Parallel evolution of gene expression commonly underlies convergent niche specialization, but parallel changes in expression could also underlie divergent specialization. We investigated divergence in gene expression and whole‐genome genetic variation across three sympatric Cyprinodon pupfishes endemic to San Salvador Island, Bahamas. This recent radiation consists of a generalist and two derived specialists adapted to novel niches: a scale‐eating and a snail‐eating pupfish. We sampled total mRNA from all three species at two early developmental stages and compared gene expression with whole‐genome genetic differentiation among all three species in 42 resequenced genomes. Eighty percent of genes that were differentially expressed between snail‐eaters and generalists were up or down regulated in the same direction between scale‐eaters and generalists; however, there were no fixed variants shared between species underlying these parallel changes in expression.

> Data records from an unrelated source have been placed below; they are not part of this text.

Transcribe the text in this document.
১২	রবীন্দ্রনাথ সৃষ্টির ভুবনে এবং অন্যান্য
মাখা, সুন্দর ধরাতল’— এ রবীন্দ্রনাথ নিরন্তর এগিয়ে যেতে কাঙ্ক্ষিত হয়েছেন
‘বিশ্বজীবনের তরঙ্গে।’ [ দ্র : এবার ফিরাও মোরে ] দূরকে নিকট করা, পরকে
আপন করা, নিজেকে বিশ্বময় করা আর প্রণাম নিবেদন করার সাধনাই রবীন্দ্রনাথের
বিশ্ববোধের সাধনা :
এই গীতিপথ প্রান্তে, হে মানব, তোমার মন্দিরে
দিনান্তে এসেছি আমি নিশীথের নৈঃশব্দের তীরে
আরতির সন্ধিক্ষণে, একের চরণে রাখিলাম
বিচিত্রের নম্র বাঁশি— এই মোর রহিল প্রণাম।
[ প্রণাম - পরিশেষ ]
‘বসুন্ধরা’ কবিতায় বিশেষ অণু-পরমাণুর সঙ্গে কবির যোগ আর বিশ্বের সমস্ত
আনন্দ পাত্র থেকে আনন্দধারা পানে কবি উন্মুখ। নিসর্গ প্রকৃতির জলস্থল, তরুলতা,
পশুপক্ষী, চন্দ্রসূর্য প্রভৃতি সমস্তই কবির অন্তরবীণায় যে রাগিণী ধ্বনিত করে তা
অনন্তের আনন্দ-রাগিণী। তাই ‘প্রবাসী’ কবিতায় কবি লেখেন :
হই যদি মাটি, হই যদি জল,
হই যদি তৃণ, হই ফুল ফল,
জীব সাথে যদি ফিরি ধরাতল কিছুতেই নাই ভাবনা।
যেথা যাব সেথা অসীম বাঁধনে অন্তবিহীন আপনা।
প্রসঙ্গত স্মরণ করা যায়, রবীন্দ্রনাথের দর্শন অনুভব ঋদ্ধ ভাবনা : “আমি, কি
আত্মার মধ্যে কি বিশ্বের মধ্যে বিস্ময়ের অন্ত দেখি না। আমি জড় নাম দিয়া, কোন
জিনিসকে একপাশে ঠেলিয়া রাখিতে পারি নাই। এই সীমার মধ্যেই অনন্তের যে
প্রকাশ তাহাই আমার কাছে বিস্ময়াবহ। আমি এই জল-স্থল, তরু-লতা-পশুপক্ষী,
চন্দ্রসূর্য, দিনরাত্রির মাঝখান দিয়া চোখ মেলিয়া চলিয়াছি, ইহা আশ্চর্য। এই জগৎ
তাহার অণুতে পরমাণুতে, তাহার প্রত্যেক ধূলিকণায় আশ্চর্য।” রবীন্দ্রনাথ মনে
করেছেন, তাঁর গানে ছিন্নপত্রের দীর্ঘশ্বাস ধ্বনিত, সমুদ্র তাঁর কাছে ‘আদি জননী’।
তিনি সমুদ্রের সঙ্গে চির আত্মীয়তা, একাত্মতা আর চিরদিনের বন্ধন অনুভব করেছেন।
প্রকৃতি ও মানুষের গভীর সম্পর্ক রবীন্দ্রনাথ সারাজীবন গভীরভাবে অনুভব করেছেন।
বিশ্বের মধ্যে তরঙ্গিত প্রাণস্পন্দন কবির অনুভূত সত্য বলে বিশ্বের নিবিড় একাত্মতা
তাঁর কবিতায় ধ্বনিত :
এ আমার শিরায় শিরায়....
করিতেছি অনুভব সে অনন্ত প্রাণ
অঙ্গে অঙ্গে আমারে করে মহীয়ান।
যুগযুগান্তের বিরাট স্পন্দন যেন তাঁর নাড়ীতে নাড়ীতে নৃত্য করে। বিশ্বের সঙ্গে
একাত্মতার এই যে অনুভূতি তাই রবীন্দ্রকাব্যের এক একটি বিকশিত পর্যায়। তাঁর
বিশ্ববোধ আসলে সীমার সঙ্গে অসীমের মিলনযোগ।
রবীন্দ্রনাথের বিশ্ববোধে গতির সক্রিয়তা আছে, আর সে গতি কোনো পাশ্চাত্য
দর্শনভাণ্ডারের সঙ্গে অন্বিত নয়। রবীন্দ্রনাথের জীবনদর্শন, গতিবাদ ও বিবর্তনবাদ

Genes showing parallel evolution of expression were enriched for effects on metabolic processes, whereas genes showing divergent expression were enriched for effects on cranial skeleton development and pigment biosynthesis, reflecting the most divergent phenotypes observed between specialist species. Our findings reveal that even divergent niche specialists may exhibit convergent adaptation to higher trophic levels through shared genetic pathways. This counterintuitive result suggests that parallel evolution in gene expression can accompany divergent ecological speciation during adaptive radiation.